Nach dem EuGH ist Arbeitnehmer jeder, der eine tatsächliche und echte Tätigkeit ausübt, soweit diese nicht von so geringem Umfang ist, dass sie völlig untergeordnet und unwesentlich ist. Wesentlich für die Einordnung soll dabei die weisungsabhängige Leistungserbringung innerhalb eines bestimmten Zeitraums sein, für die als Gegenleistung eine Vergütung erzielt wird. Unter Berücksichtigung dessen können auch Geschäftsführer als Arbeitnehmer zu qualifizieren sein. In die Gesamtabwägung seien die Bedingungen einzubeziehen, unter denen die Bestellung erfolgt ist, die Art der übertragenen Aufgaben, des Rahmens, in dem diese Aufgaben erbracht werden und der Umfang der Befugnisse.

Vor diesem Hintergrund kam das BAG vorliegend zu dem Ergebnis, dass die Klägerin Arbeitnehmerin im Sinne des Unionsrechts ist.

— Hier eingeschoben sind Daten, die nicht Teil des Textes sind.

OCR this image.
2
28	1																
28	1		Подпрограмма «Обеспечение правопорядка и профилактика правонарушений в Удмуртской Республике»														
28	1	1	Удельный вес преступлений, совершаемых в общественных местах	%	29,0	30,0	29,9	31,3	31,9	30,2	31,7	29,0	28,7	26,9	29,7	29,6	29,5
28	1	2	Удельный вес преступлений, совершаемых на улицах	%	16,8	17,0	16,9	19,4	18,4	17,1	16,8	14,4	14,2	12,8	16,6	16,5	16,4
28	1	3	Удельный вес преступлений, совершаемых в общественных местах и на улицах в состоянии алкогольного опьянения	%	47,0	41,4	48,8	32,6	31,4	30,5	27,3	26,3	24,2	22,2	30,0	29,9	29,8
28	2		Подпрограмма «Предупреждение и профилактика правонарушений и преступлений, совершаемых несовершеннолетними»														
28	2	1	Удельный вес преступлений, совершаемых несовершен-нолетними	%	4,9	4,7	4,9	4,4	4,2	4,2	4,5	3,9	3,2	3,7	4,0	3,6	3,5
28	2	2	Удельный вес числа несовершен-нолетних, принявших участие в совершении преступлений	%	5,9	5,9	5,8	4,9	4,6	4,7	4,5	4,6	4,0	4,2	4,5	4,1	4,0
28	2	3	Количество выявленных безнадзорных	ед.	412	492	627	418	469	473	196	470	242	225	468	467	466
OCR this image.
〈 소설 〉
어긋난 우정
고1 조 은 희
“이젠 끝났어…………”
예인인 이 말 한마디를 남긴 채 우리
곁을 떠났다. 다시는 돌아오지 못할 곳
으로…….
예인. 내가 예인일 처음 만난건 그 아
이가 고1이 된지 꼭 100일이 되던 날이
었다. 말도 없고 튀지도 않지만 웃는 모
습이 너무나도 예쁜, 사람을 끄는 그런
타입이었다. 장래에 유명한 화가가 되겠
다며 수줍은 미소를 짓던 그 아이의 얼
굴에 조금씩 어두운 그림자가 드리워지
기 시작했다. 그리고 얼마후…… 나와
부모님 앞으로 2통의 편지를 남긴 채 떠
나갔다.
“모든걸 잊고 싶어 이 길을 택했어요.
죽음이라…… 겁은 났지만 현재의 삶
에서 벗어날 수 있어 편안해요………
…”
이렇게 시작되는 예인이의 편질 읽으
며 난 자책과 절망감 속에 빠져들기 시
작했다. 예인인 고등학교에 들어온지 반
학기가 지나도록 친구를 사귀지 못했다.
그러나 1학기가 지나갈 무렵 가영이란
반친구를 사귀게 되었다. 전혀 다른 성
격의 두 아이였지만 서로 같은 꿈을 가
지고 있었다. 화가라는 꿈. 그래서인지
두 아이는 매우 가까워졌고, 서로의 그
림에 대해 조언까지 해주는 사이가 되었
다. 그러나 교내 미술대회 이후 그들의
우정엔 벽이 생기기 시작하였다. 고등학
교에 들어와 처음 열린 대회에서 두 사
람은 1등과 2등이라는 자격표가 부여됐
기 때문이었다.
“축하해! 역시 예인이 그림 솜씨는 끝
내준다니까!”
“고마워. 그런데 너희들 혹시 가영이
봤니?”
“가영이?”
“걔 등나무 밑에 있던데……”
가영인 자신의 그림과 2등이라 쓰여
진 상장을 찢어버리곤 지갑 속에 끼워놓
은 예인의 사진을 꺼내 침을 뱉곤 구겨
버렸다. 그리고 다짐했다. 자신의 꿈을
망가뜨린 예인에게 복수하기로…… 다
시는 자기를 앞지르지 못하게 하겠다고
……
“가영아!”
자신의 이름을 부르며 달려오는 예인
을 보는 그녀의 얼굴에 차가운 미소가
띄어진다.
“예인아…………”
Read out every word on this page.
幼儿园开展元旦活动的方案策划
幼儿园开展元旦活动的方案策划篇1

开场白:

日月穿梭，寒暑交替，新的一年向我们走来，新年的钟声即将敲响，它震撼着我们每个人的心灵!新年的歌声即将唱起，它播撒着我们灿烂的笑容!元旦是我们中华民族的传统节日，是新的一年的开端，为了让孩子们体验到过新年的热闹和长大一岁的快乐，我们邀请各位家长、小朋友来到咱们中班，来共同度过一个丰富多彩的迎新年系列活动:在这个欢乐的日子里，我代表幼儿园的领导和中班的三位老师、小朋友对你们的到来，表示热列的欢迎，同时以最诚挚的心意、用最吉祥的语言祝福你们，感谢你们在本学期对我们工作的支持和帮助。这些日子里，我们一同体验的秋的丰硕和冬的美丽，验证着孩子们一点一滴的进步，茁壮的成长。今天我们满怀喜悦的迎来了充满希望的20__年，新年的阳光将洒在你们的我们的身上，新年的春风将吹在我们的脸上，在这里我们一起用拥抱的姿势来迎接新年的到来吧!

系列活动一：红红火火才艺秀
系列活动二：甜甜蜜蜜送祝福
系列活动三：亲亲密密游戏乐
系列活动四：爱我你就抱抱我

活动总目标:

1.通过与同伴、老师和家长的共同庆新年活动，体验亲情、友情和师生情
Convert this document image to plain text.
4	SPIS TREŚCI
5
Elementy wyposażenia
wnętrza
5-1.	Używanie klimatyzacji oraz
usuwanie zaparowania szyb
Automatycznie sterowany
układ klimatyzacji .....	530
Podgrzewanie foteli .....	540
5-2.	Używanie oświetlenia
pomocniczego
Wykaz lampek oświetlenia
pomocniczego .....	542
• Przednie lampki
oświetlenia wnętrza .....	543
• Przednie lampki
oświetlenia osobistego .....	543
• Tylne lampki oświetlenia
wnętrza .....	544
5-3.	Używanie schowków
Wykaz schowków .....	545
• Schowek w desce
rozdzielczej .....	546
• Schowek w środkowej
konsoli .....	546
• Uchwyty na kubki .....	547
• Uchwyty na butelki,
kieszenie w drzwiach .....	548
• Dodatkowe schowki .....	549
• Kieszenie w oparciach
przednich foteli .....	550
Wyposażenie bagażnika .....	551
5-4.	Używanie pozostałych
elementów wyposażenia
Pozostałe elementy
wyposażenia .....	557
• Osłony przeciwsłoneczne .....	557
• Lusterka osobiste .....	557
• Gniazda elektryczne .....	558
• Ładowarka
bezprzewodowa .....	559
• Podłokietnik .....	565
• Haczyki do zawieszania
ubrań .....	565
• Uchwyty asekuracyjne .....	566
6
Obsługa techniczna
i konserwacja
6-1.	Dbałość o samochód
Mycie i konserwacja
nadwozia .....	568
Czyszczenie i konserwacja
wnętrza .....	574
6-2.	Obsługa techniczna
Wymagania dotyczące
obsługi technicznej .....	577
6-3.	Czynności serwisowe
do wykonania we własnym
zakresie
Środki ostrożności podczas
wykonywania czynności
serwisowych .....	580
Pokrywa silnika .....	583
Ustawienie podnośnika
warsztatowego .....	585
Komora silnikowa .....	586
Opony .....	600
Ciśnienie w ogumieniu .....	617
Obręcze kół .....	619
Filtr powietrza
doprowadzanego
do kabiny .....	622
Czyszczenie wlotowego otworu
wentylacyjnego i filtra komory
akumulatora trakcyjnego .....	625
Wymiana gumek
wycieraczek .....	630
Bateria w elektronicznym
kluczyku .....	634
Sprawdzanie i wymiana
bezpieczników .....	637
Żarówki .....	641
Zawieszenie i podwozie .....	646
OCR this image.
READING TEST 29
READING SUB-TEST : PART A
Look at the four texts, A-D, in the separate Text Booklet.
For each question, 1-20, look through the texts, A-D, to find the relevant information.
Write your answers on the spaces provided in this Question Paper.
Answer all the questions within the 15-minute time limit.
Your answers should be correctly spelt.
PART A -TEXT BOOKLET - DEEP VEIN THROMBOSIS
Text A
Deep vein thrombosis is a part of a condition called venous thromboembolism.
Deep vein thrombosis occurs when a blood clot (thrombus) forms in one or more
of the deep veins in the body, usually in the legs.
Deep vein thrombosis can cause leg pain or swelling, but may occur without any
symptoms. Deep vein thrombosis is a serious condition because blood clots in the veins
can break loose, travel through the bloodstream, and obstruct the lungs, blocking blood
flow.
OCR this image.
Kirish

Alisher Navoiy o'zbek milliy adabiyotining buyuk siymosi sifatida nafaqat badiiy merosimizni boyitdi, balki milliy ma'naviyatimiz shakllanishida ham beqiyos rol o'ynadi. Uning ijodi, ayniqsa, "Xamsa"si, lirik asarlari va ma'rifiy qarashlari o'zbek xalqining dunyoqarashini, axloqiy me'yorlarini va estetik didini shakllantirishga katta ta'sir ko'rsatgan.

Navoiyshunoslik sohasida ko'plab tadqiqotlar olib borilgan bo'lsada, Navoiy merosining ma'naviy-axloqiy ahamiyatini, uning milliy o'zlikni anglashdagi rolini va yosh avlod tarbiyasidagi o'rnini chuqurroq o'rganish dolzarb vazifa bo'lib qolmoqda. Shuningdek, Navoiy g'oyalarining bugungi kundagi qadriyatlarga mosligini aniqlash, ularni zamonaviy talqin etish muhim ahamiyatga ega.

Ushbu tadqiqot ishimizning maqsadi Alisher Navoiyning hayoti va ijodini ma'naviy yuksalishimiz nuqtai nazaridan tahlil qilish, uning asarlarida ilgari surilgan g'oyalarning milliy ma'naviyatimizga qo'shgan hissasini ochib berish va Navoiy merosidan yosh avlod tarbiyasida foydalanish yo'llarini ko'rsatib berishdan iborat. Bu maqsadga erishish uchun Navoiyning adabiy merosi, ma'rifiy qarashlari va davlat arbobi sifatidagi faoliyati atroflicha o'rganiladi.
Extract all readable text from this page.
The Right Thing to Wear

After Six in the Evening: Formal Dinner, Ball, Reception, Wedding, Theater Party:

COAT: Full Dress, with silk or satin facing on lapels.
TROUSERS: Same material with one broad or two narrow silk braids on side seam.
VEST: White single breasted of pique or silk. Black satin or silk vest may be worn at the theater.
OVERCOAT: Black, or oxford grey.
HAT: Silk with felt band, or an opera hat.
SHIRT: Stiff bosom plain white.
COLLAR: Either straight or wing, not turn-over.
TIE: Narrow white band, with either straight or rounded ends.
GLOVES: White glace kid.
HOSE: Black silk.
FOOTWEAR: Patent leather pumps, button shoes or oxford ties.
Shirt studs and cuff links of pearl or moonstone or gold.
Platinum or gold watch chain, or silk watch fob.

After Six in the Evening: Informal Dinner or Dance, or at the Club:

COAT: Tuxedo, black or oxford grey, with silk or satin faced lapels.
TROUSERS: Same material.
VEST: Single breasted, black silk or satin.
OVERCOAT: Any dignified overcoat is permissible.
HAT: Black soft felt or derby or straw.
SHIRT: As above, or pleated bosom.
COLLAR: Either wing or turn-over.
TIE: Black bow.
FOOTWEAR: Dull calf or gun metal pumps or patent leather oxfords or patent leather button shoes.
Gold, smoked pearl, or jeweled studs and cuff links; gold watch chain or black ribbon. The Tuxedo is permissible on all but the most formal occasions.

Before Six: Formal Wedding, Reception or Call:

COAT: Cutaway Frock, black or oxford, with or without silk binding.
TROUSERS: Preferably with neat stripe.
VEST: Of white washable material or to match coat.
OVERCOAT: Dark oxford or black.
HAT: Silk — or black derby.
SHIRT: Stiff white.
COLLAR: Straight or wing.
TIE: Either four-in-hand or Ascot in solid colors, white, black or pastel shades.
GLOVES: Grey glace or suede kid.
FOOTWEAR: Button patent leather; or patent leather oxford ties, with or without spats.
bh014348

Eine weisungsgebundene Tätigkeit ergab sich insbesondere aus der Festlegung der täglichen Arbeitszeit und der Vorgabe arbeitnehmer-typischer Aufgaben.

Praxishinweis

Geschäftsführer gelten nicht als Arbeitnehmer im Sinne des ArbGG, sodass ihnen der Rechtsweg zu den Gerichten für Arbeitssachen grundsätzlich versperrt ist, unabhängig davon, ob der nationale oder der unionsrechtliche Begriff zugrunde gelegt wird. Sobald die Organstellung endet, entfällt die Sperrwirkung jedoch und der Geschäftsführer kann vor den Arbeitsgerichten aus dem der Organstellung zugrundeliegenden Rechtsverhältnis klagen.